La production des billets de cinquante francs est une affaire complexe.
La numérisation croissante de notre quotidien est perceptible dans le trafic des paiements, comme en témoignent les monnaies virtuelles telles que le bitcoin, ou les paiements sans numéraire, notamment par smartphone. Dans ce contexte, le lancement d’une nouvelle série de billets par la Banque nationale suisse (BNS) en avril 2016 peut paraître anachronique (voir encadré).
Pourquoi, malgré les développements observés dans le domaine des paiements sans numéraire, la BNS continue-t-elle à investir autant de ressources dans les traditionnels billets et monnaies ? En bref, elle le fait non seulement parce qu’elle y est tenue par la loi, mais aussi parce que la demande de numéraire reste forte et qu’elle doit répondre à ce besoin aussi longtemps qu’il existe.
Mandat légal de la BNS
Le législateur est clair : la BNS a pour mandat d’assurer l’approvisionnement du pays en numéraire[1]. Ce faisant, elle doit tenir compte des nécessités du trafic des paiements[2]. Pour accomplir ce mandat, il est essentiel que la BNS émette des billets capables de gagner la confiance du public. La prévention des contrefaçons est primordiale pour asseoir cette confiance.

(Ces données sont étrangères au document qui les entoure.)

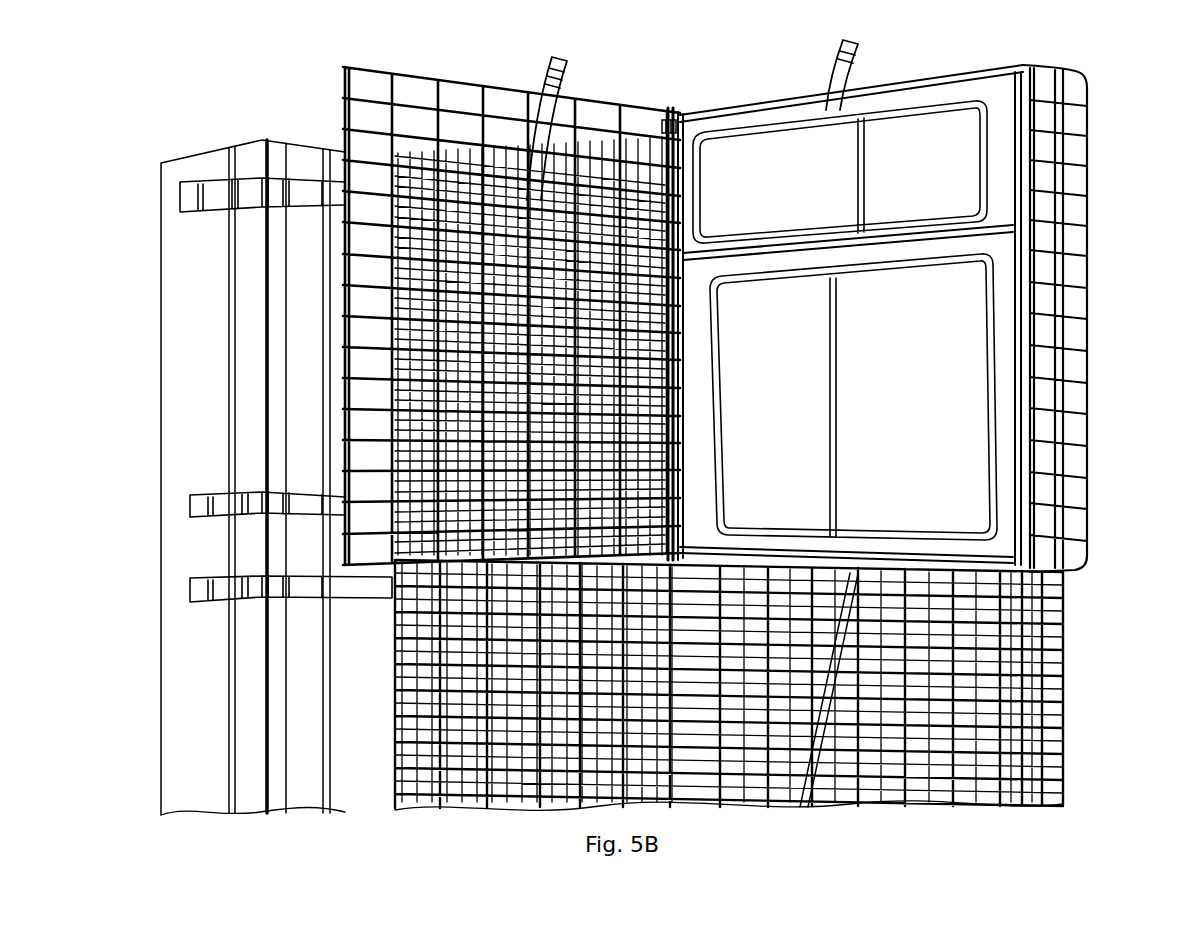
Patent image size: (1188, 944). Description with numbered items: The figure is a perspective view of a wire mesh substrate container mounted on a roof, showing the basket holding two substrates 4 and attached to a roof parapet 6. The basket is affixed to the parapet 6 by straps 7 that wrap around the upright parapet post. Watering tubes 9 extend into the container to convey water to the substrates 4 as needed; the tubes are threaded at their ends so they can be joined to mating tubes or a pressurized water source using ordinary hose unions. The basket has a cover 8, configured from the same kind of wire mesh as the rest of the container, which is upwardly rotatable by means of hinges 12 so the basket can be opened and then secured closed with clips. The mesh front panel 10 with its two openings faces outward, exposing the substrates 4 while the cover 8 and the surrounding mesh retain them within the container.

The substrate 4 is at (922, 174).
The parapet 6 is at (175, 325).
The strap 7 is at (200, 190).
The cover 8 is at (410, 78).
The watering tube 9 is at (566, 57).
The front panel 10 is at (898, 318).
The hinge 12 is at (663, 120).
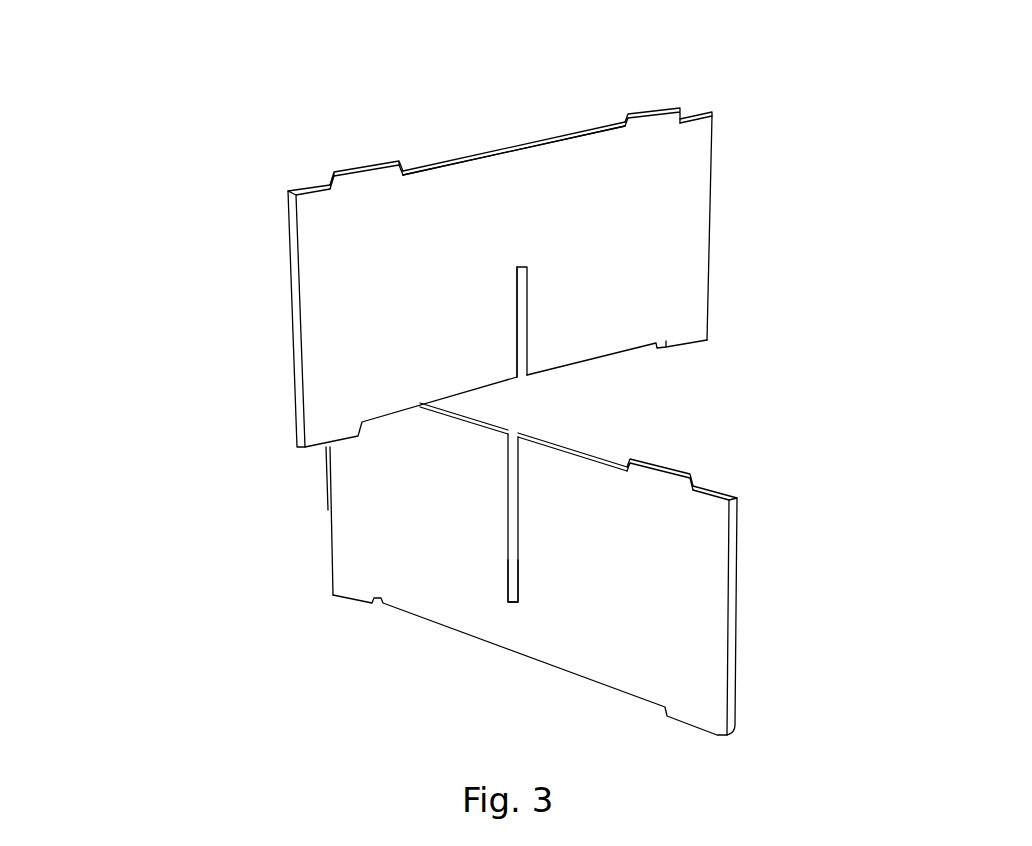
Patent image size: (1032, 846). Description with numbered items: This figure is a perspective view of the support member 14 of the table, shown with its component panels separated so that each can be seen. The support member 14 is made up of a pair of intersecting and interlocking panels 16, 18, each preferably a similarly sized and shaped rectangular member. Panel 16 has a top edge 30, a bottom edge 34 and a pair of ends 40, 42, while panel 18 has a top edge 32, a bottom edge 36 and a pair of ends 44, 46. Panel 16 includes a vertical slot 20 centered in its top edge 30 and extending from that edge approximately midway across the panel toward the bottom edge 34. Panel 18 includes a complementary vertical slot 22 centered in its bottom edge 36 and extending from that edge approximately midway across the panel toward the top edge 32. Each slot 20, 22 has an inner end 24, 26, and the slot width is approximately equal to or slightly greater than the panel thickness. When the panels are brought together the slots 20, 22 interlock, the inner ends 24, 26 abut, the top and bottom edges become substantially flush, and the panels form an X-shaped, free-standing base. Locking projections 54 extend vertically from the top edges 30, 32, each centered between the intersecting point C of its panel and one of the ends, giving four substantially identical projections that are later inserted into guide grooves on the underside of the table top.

The support member 14 is at (175, 188).
The panel 16 is at (697, 655).
The panel 18 is at (355, 290).
The vertical slot 20 is at (517, 530).
The vertical slot 22 is at (517, 330).
The inner end 24 is at (518, 593).
The inner end 26 is at (522, 265).
The top edge 30 is at (578, 452).
The top edge 32 is at (482, 152).
The bottom edge 34 is at (520, 655).
The bottom edge 36 is at (468, 393).
The end 40 is at (733, 596).
The end 42 is at (327, 508).
The end 44 is at (292, 360).
The end 46 is at (712, 207).
The locking projection 54 is at (648, 113).
The intersecting point C is at (510, 150).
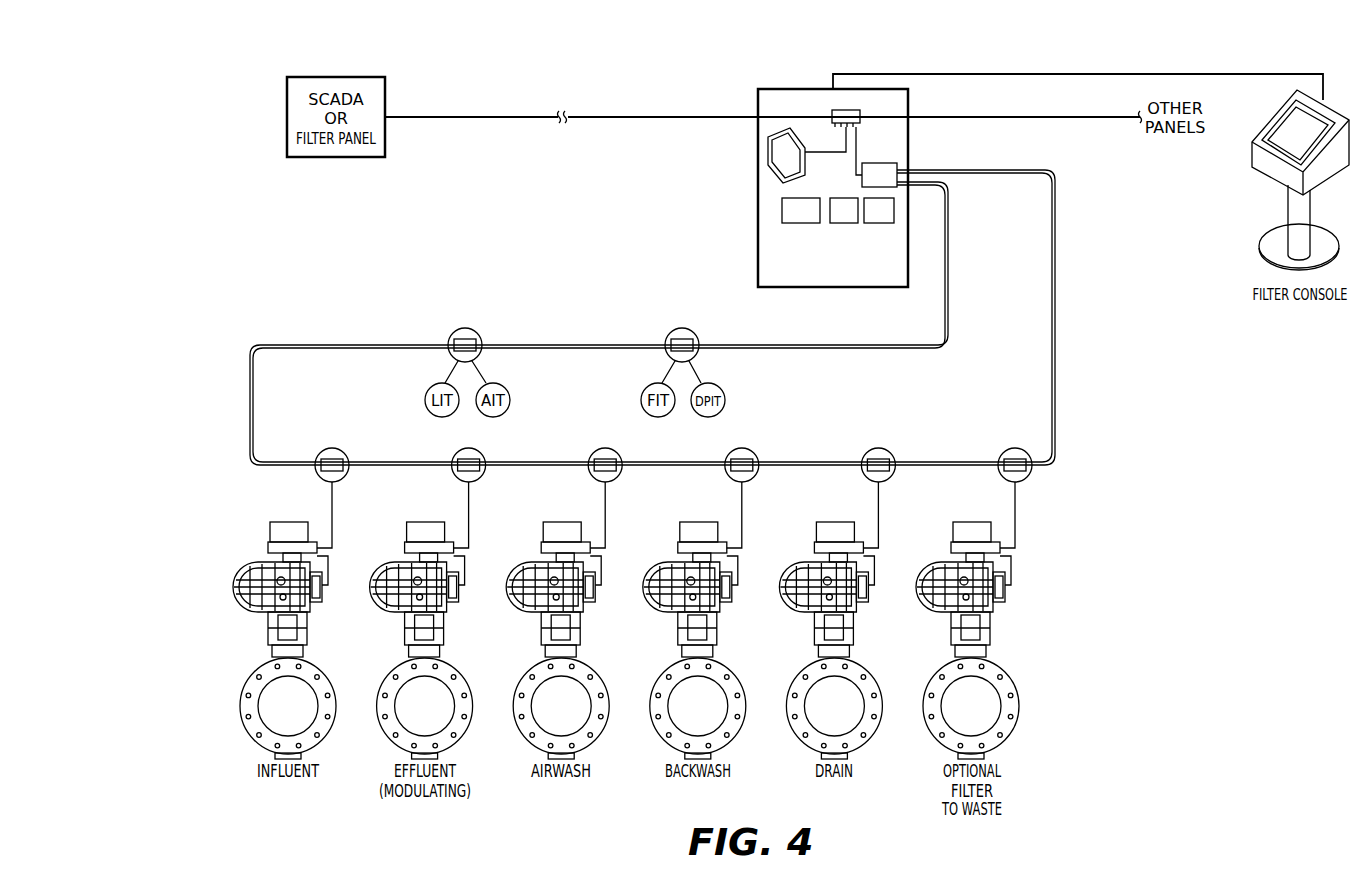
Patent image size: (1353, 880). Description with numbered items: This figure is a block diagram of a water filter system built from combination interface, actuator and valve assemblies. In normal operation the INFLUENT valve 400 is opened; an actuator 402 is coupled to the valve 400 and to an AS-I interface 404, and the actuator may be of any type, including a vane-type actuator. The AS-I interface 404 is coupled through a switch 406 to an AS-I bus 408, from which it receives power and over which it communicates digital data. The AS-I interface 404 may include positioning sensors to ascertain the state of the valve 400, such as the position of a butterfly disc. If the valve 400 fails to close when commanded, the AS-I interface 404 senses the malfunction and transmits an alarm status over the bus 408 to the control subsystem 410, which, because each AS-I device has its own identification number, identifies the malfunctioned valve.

The INFLUENT valve 400 is at (243, 725).
The actuator 402 is at (233, 607).
The AS-I interface 404 is at (259, 527).
The switch 406 is at (312, 480).
The AS-I bus 408 is at (942, 317).
The control subsystem 410 is at (758, 222).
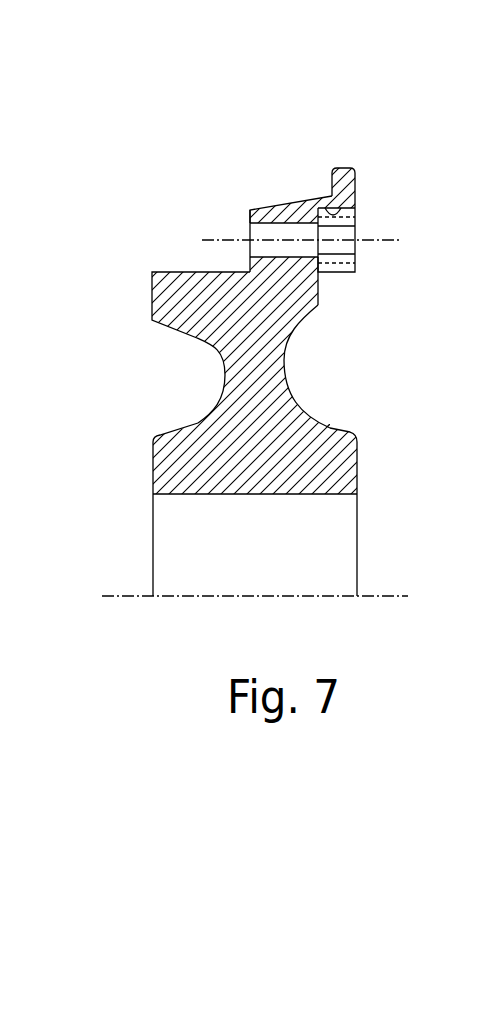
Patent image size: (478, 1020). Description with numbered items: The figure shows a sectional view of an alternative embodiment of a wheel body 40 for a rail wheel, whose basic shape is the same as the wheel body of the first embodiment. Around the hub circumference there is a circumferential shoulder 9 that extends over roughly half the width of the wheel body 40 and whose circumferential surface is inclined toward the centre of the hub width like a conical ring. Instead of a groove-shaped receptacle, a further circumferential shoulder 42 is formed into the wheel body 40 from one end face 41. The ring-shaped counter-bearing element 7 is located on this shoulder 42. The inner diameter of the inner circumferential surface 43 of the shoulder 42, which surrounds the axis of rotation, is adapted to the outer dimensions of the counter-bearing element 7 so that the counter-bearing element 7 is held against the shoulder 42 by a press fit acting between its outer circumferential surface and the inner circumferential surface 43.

The counter-bearing element 7 is at (357, 220).
The circumferential shoulder 9 is at (298, 207).
The wheel body 40 is at (258, 301).
The end face 41 is at (406, 396).
The circumferential shoulder 42 is at (341, 292).
The inner circumferential surface 43 is at (325, 210).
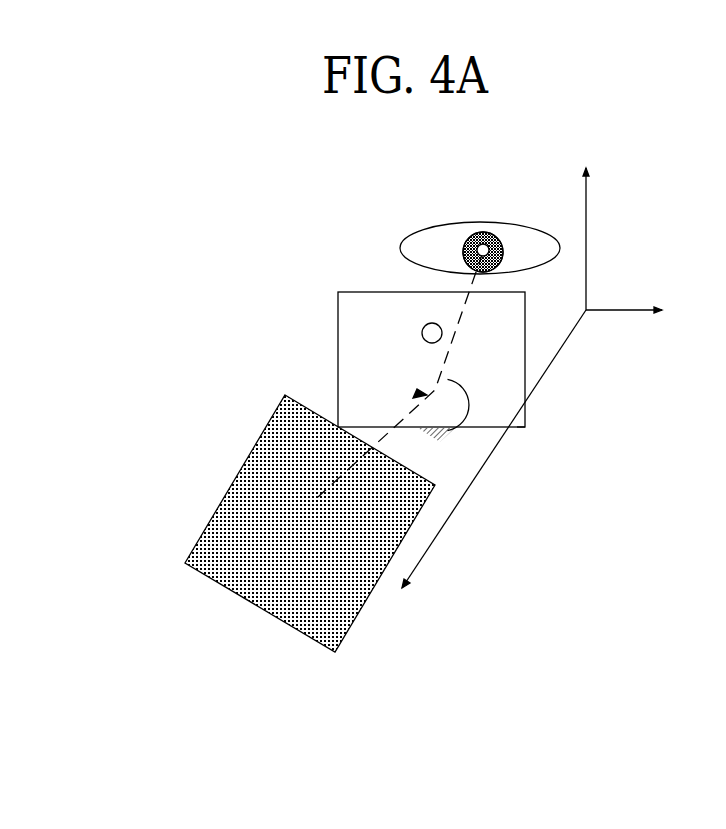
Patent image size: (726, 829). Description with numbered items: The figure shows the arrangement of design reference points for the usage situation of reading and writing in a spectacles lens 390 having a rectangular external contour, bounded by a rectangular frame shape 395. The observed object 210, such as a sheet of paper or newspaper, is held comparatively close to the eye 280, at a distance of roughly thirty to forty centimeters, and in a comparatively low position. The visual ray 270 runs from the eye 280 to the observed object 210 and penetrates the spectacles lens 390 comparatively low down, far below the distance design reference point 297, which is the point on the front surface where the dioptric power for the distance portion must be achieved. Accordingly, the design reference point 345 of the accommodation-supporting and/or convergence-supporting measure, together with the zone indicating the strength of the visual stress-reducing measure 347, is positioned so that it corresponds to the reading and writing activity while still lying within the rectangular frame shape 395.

The observed object 210 is at (267, 613).
The visual ray 270 is at (474, 279).
The eye 280 is at (479, 222).
The distance design reference point 297 is at (422, 334).
The design reference point 345 is at (427, 395).
The strength of the visual stress-reducing measure 347 is at (466, 388).
The spectacles lens 390 is at (361, 303).
The rectangular frame shape 395 is at (517, 428).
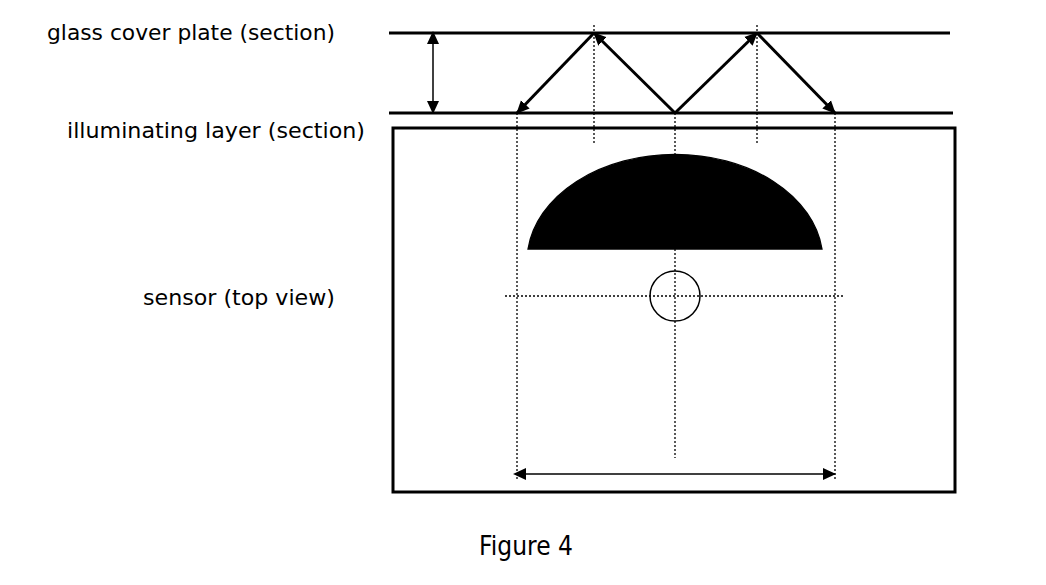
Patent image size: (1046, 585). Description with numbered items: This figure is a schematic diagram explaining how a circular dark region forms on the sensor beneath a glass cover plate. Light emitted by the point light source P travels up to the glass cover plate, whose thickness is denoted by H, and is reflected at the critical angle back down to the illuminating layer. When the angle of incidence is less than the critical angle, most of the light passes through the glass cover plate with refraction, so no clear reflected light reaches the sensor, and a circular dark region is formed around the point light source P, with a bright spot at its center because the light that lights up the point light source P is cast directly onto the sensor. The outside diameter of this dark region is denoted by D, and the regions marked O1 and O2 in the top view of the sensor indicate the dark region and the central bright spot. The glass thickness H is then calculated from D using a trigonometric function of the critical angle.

Les billets de banque suisses affichent l’un des taux de contrefaçons les plus faibles au monde. Néanmoins, la probabilité qu’une coupure puisse être falsifiée augmente inévitablement au fur et à mesure qu’une série de billets avance dans son cycle de vie. Pour assurer une protection optimale contre les falsifications, il s’avère donc indispensable de continuer à développer les billets, aussi bien sur le plan de la technologie utilisée que sur celui du graphisme. Les coupures de la nouvelle série répondent à cette exigence de manière exemplaire. En effet, elles allient des éléments de sécurité issus des technologies les plus modernes et un graphisme sophistiqué.
Si la BNS veille tout particulièrement à émettre des billets de haute qualité, elle est chargée aussi de faciliter et d’assurer le bon fonctionnement de systèmes de paiement sans numéraire[3]. Il est tout aussi important, pour l’efficacité de l’économie, de pouvoir s’appuyer sur un système de paiement sans numéraire fonctionnant parfaitement et en tout temps, que de disposer de numéraire digne de confiance. Conformément à ce mandat, la BNS pilote le système de paiement Swiss Interbank Clearing (SIC), par lequel s’effectue une grande partie des paiements sans numéraire en Suisse. La BNS approvisionne le système en liquidités et définit les fonctionnalités de même que les dispositions régissant le règlement des paiements. En outre, elle détermine le cercle des participants[4].
Demande du public
Payer en espèces ou par voie électronique ? Face à cette question, la BNS est neutre. En accomplissant l’un et l’autre de ses mandats légaux, elle crée les conditions permettant aux usagers d’opter pour le moyen de paiement qu’ils préfèrent.
Quel moyen de paiement les usagers choisissent-ils ? Un regard vers le passé montre qu’après la fondation de la BNS, en 1907, le rapport entre le numéraire en francs en circulation et le produit intérieur brut (PIB) du pays a augmenté jusqu’à la fin de la Seconde Guerre mondiale (voir illustration 1). Cette progression a d’abord été due au remplacement croissant des pièces métalliques par les billets durant les premières années de la BNS. Plus tard, les incertitudes générales liées à la guerre, à la déflation du début des années vingt et à la crise économique mondiale des années trente expliquent l’accroissement de la demande de billets de banque.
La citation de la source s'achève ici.